Our study differs from previous studies in several ways. First of all, we aimed to provide a comprehensive evaluation of both short-term and 1-year outcomes following intracranial stenting, with a particular focus on the interplay between lesion characteristics, mortality, functional status, and factors contributing to poor outcomes. The differences observed between our study and others are likely due to variations in study designs, patient cohorts, lesion locations, and procedural focuses. One key strength of our study is its holistic approach to intracranial stenting outcomes, particularly in terms of 1-year mortality, functional status, and the role of lesion characteristics. Our cohort included a considerable number of patients who underwent intracranial stenting either for acute stroke unresponsive to mechanical thrombectomy or for symptomatic intracranial atherosclerotic stenosis, providing insights into both urgent and elective stenting procedures.
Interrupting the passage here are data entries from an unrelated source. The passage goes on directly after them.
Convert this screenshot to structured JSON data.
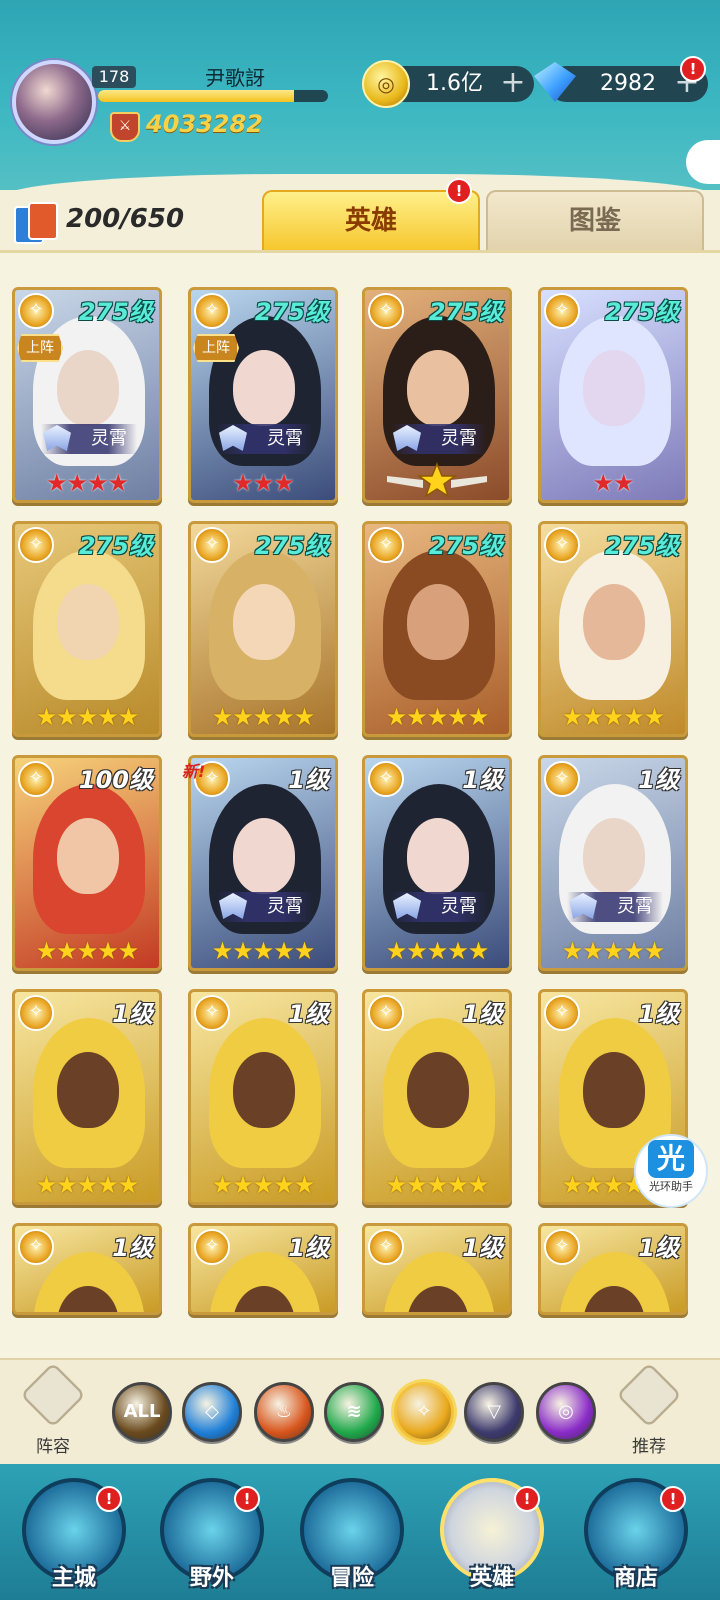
{
  "player": {
    "level": "178",
    "name": "尹歌訝",
    "power": "4033282",
    "xp_fraction": 0.85
  },
  "currency": {
    "gold": "1.6亿",
    "gems": "2982",
    "plus": "+"
  },
  "hero_count": "200/650",
  "tabs": {
    "heroes": "英雄",
    "codex": "图鉴",
    "notif": "!"
  },
  "card_labels": {
    "deployed": "上阵",
    "awaken": "灵霄",
    "new": "新!"
  },
  "heroes": [
    {
      "level": "275级",
      "deployed": true,
      "awaken": true,
      "stars": "★★★★",
      "star_color": "red",
      "theme": "silver"
    },
    {
      "level": "275级",
      "deployed": true,
      "awaken": true,
      "stars": "★★★",
      "star_color": "red",
      "theme": "dark"
    },
    {
      "level": "275级",
      "deployed": false,
      "awaken": true,
      "stars": "",
      "star_color": "gold",
      "theme": "brown",
      "big_star": true
    },
    {
      "level": "275级",
      "deployed": false,
      "awaken": false,
      "stars": "★★",
      "star_color": "red",
      "theme": "lilac"
    },
    {
      "level": "275级",
      "deployed": false,
      "awaken": false,
      "stars": "★★★★★",
      "star_color": "gold",
      "theme": "yellow"
    },
    {
      "level": "275级",
      "deployed": false,
      "awaken": false,
      "stars": "★★★★★",
      "star_color": "gold",
      "theme": "amber"
    },
    {
      "level": "275级",
      "deployed": false,
      "awaken": false,
      "stars": "★★★★★",
      "star_color": "gold",
      "theme": "bronze"
    },
    {
      "level": "275级",
      "deployed": false,
      "awaken": false,
      "stars": "★★★★★",
      "star_color": "gold",
      "theme": "gold"
    },
    {
      "level": "100级",
      "deployed": false,
      "awaken": false,
      "stars": "★★★★★",
      "star_color": "gold",
      "theme": "red"
    },
    {
      "level": "1级",
      "deployed": false,
      "awaken": true,
      "stars": "★★★★★",
      "star_color": "gold",
      "theme": "dark",
      "new": true
    },
    {
      "level": "1级",
      "deployed": false,
      "awaken": true,
      "stars": "★★★★★",
      "star_color": "gold",
      "theme": "dark"
    },
    {
      "level": "1级",
      "deployed": false,
      "awaken": true,
      "stars": "★★★★★",
      "star_color": "gold",
      "theme": "silver"
    },
    {
      "level": "1级",
      "deployed": false,
      "awaken": false,
      "stars": "★★★★★",
      "star_color": "gold",
      "theme": "holy"
    },
    {
      "level": "1级",
      "deployed": false,
      "awaken": false,
      "stars": "★★★★★",
      "star_color": "gold",
      "theme": "holy"
    },
    {
      "level": "1级",
      "deployed": false,
      "awaken": false,
      "stars": "★★★★★",
      "star_color": "gold",
      "theme": "holy"
    },
    {
      "level": "1级",
      "deployed": false,
      "awaken": false,
      "stars": "★★★★★",
      "star_color": "gold",
      "theme": "holy"
    },
    {
      "level": "1级",
      "deployed": false,
      "awaken": false,
      "stars": "",
      "star_color": "gold",
      "theme": "holy"
    },
    {
      "level": "1级",
      "deployed": false,
      "awaken": false,
      "stars": "",
      "star_color": "gold",
      "theme": "holy"
    },
    {
      "level": "1级",
      "deployed": false,
      "awaken": false,
      "stars": "",
      "star_color": "gold",
      "theme": "holy"
    },
    {
      "level": "1级",
      "deployed": false,
      "awaken": false,
      "stars": "",
      "star_color": "gold",
      "theme": "holy"
    }
  ],
  "filters": {
    "lineup": "阵容",
    "recommend": "推荐",
    "all": "ALL",
    "items": [
      {
        "name": "all",
        "color": "#6a4a1e",
        "icon": "all-icon"
      },
      {
        "name": "water",
        "color": "#1f7fd8",
        "icon": "water-icon"
      },
      {
        "name": "fire",
        "color": "#d8551c",
        "icon": "fire-icon"
      },
      {
        "name": "wind",
        "color": "#1fa84a",
        "icon": "wind-icon"
      },
      {
        "name": "light",
        "color": "#e9a81c",
        "icon": "light-icon",
        "active": true
      },
      {
        "name": "dark-void",
        "color": "#3d3a6e",
        "icon": "void-icon"
      },
      {
        "name": "shadow",
        "color": "#8a2cc8",
        "icon": "shadow-icon"
      }
    ]
  },
  "nav": {
    "city": "主城",
    "wild": "野外",
    "adventure": "冒险",
    "heroes": "英雄",
    "shop": "商店"
  },
  "helper": {
    "icon_char": "光",
    "label": "光环助手"
  }
}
On the other hand, our study has several limitations. The absence of a control group of patients treated medically limits our ability to directly compare outcomes between stenting and medical management. The relatively low number of deaths also restricts the statistical power to identify strong predictors of mortality. Additionally, our findings may not be generalizable to other hospital settings, and the patient cohort, which primarily included those with acute stroke or symptomatic atherosclerotic stenosis, may introduce selection bias. Incomplete follow-up for some patients could also affect long-term outcome analysis. As a non-randomized study, unmeasured confounders may have influenced the results. Moreover, we did not explore other factors, such as genetic or procedural variations, that could impact outcomes.
6. Conclusions
Our findings suggest that the rates of death and restenosis are low in a 1-year follow-up after intracranial stenting. Functional dependence, advanced age, previous stroke, AF, and rheumatic mitral valve disease seem to be associated with death. Restenosis or urgency of the intervention does not affect mortality. Future studies, which include a large sample size of both urgent and elective stenting, participants with a greater level of functional independence or with diverse locations of atherosclerotic stenosis may explain the factors associated with mortality after stenting.